Open Owen1234560 opened 1 year ago
I encountered the same error
Hi, I think the reason for this error is the pre-defined max_seq_len
in models.utils.py, and you may change it into a larger number. But I am not sure about the performance in this case (longer audio), thanks for sharing some experience here😃.
Thanks for your reply. I take a try.
@Owen1234560 have you solved this problem? my set is like this:
def __init__(self, d_model, dropout=0.1, period=25, max_seq_len=60000)

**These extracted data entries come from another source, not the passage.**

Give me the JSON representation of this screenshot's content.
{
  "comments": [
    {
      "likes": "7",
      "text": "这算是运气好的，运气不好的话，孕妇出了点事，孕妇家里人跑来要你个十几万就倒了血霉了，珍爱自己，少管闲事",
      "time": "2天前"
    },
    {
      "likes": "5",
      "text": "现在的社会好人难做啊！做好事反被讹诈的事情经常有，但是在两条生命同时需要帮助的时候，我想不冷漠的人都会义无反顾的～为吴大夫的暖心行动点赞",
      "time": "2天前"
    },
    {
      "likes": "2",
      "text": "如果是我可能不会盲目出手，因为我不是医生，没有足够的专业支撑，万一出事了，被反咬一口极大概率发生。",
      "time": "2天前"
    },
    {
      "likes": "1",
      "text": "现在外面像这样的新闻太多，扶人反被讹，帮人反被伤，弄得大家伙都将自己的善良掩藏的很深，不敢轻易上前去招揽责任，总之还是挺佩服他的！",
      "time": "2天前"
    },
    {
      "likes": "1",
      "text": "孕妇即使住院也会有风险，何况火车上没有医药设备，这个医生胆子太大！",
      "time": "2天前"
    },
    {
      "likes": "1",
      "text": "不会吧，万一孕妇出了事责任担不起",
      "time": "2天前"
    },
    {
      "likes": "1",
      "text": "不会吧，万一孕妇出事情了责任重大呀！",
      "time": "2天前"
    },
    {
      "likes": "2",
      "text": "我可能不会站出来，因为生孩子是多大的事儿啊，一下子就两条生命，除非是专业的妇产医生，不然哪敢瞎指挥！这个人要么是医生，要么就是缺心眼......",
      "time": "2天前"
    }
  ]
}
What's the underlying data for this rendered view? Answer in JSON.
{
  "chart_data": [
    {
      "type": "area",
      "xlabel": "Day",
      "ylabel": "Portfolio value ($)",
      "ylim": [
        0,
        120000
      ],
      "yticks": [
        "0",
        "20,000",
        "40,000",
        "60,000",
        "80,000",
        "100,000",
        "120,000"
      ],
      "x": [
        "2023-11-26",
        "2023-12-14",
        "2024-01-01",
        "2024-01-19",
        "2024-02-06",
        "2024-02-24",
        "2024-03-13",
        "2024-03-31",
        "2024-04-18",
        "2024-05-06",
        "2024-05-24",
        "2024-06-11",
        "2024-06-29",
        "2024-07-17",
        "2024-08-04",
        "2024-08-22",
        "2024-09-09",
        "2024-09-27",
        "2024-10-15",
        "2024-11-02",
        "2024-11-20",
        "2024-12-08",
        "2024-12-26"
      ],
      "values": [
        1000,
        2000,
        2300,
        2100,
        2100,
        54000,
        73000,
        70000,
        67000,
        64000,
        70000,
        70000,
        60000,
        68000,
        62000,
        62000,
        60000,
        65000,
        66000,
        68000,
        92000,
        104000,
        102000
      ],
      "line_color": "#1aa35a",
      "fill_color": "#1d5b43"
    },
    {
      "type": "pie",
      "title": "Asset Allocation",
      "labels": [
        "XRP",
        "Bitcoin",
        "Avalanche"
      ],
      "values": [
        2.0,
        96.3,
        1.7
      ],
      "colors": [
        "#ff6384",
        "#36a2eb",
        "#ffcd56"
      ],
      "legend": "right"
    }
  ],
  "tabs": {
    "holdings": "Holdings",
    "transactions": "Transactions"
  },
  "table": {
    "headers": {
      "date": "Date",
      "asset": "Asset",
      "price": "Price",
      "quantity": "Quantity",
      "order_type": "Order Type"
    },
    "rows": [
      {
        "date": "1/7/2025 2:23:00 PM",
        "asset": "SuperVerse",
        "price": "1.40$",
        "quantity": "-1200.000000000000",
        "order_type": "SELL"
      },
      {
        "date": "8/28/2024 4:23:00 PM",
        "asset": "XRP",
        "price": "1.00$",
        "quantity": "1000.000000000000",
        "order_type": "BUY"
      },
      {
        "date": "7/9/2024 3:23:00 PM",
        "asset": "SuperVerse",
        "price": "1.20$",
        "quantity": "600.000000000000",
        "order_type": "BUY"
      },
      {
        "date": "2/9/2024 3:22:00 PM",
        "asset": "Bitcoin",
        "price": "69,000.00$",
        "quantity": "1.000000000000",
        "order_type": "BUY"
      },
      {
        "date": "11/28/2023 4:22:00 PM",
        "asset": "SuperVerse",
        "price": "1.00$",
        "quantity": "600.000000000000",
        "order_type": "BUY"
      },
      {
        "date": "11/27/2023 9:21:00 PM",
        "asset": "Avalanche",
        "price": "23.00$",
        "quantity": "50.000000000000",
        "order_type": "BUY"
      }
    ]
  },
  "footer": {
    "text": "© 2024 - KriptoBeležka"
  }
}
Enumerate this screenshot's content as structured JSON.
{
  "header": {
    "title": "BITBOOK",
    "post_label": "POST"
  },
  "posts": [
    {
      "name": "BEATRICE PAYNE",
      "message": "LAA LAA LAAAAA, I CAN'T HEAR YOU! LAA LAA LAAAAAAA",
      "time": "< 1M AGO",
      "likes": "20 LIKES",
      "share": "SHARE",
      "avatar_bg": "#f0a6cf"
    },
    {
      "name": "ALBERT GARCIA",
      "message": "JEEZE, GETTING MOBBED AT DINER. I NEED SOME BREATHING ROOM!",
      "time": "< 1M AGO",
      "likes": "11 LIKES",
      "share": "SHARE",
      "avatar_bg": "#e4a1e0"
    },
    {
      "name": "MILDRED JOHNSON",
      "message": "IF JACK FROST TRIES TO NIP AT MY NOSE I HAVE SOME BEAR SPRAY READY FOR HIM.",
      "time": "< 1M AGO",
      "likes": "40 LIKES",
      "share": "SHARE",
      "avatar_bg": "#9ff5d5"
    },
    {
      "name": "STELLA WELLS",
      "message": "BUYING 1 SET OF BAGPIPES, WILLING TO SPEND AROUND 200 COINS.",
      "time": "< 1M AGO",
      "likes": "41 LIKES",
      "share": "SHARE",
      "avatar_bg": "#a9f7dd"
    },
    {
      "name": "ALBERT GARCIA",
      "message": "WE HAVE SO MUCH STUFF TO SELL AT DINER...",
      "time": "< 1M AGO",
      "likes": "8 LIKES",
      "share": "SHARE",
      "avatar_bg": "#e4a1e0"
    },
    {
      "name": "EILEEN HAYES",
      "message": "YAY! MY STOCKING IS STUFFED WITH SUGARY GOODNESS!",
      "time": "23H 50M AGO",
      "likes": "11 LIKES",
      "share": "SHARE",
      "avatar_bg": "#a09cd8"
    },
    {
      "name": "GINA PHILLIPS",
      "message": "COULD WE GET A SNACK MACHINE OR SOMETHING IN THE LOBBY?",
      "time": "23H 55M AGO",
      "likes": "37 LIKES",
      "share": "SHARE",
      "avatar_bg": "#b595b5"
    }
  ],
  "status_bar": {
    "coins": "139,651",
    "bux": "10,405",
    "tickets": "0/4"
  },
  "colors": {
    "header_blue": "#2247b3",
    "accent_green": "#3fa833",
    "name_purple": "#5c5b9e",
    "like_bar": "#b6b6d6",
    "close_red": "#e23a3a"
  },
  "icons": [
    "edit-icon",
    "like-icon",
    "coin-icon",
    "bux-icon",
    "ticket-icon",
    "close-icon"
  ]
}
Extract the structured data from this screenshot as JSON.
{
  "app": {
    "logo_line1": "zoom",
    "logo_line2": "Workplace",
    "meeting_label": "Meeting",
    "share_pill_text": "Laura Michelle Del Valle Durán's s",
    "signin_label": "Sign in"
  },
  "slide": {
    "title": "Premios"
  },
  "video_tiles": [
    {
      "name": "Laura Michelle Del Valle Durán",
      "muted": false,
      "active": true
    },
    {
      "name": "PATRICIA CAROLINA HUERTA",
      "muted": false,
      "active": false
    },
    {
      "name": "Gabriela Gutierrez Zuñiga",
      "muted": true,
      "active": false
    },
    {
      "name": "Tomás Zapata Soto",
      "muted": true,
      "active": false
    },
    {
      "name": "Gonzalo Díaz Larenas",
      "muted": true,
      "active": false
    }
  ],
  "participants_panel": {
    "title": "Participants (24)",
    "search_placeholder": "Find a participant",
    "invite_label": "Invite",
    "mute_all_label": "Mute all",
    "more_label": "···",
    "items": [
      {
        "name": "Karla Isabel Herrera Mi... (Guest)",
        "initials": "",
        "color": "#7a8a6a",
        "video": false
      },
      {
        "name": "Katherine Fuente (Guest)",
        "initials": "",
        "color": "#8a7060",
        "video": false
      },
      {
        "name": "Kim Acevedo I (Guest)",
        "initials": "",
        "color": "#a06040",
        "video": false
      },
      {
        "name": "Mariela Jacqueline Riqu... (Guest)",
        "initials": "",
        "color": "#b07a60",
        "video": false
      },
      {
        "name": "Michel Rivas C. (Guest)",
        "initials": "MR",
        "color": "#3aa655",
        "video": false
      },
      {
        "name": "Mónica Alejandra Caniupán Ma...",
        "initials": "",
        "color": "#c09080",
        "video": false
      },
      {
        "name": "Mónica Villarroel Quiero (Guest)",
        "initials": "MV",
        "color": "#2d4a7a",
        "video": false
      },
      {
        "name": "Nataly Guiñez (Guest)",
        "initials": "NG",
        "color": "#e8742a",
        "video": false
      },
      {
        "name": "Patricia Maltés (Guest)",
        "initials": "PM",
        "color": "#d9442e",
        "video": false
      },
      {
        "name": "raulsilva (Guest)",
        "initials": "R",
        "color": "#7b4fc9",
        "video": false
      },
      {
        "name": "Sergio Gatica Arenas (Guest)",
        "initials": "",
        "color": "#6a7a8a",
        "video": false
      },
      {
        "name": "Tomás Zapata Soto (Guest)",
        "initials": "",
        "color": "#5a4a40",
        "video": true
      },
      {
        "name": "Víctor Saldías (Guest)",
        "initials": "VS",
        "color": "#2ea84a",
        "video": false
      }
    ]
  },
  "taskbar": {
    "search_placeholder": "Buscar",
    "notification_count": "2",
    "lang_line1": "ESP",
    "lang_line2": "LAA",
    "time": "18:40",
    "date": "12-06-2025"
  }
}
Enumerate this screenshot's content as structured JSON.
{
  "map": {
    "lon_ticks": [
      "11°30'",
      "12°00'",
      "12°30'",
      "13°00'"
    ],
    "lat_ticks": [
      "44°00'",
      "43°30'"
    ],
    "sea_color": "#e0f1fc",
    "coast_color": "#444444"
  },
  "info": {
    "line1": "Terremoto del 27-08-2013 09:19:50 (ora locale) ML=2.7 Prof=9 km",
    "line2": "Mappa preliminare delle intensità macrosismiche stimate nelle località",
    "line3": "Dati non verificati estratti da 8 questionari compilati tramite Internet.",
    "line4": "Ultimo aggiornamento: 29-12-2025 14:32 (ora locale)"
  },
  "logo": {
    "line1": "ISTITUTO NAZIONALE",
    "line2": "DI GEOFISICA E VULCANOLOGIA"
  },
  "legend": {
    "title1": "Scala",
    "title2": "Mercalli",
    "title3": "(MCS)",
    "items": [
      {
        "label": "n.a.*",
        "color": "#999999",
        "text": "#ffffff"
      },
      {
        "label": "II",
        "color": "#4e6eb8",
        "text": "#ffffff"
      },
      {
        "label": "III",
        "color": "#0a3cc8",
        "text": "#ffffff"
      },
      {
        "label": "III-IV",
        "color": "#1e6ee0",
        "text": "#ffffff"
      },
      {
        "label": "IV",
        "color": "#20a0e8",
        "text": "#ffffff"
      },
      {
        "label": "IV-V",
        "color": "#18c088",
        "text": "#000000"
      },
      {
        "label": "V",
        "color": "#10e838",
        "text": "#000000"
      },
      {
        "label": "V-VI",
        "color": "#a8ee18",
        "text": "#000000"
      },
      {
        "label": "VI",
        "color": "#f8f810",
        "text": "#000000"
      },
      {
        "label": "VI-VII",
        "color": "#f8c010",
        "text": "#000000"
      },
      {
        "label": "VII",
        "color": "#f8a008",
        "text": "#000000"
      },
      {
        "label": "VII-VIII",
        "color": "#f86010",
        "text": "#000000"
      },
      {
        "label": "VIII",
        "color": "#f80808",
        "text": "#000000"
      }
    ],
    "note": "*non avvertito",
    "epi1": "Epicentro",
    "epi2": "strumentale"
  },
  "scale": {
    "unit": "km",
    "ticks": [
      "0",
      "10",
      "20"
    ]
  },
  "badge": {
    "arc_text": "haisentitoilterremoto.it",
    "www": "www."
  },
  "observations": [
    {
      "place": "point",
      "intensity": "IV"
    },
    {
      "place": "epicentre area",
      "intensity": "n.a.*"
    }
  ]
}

then I trained on this set in s1 and s2. however, it also can only process 10 seconds long audio, and will raise error in 20 seconds and longer
@aurelianocyp You may also modify L27 in models.stage2.py self.biased_mask = init_biased_mask(n_head = 4, max_seq_len = 600, period=args.period)
, by setting max_seq_len
accordingly.
audio duration: 23s error: File "CodeTalker/main/demo.py", line 187, in test prediction = model.predict(audio_feature, template, one_hot) File "CodeTalker/models/stage2.py", line 133, in predict feat_out = self.transformer_decoder(vertice_input, hidden_states, tgt_mask=tgt_mask, memory_mask=memory_mask) File "/anaconda3/envs/pytorch/lib/python3.6/site-packages/torch/nn/functional.py", line 5016, in multi_head_attention_forward raise RuntimeError(f"The shape of the 3D attn_mask is {attn_mask.shape}, but should be {correct_3d_size}.") RuntimeError: The shape of the 3D attn_mask is torch.Size([4, 600, 600]), but should be (4, 601, 601).